Discrimination against Jews and Muslims can go both ways. A few years ago in London’s The Telegraph, a writer argued in favor of a British ban on halal slaughter by himself practicing bait-and-switch and using an accompanying photo showing two ultra-Orthodox Jews in a darkened, dirty Parisian abattoir. On the other hand, there has been no outrage over Palestinians slaughtering a sheep near a section of the controversial Israeli barrier, in the Shuafat refugee camp in the West Bank near Jerusalem, on the first day of the Muslim holiday of Eid al-Adha.

Recent scandals show that the kosher butchering industry does not always live up to its own high standards.
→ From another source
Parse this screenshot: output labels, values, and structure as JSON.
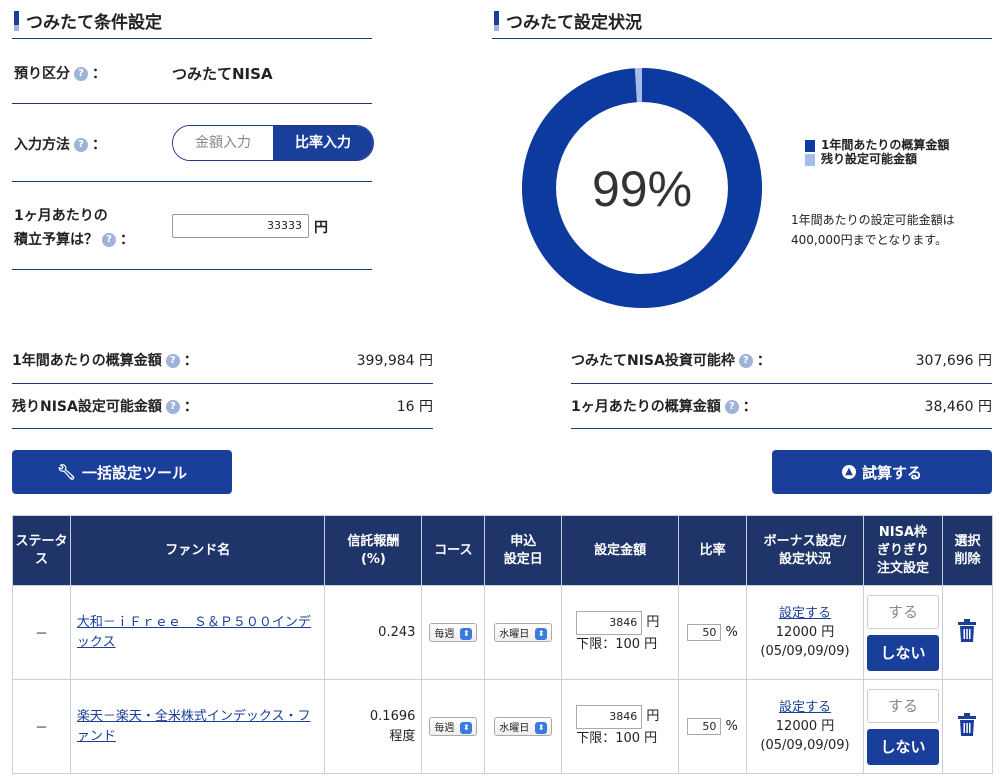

This means that public scrutiny and intervention are sometimes necessary. It is also important to note that in high-profile cases, such as Agriprocessors in Iowa, the most well-documented abuses involve the working conditions of undocumented workers rather than the treatment of animals. In the American traditions of voluntarism and pluralism, the ideal solutions would be self-regulation and reform, though we have quite a way to go to fully achieve such reforms.  

There are times when worship of scientific progress can get in the way of common-sense accommodations of religion and minority rights. I favor the American tradition of erring on the side of minority rights. Otherwise, we open ourselves to many embarrassing anomalies. Should non-Jews (including many African- and Asian-Americans) who are lactose intolerant be prevented from relying on the safety of a kosher label? Or should multicultural experiments in kosher-halal dining facilities at universities be forced to close down? The burden is on those who demand that we break with centuries-old American as well as millennia-old Jewish traditions that have served, and continue to serve, many of our people well.

Harold Brackman is a historian and a consultant to the Simon Wiesenthal Center.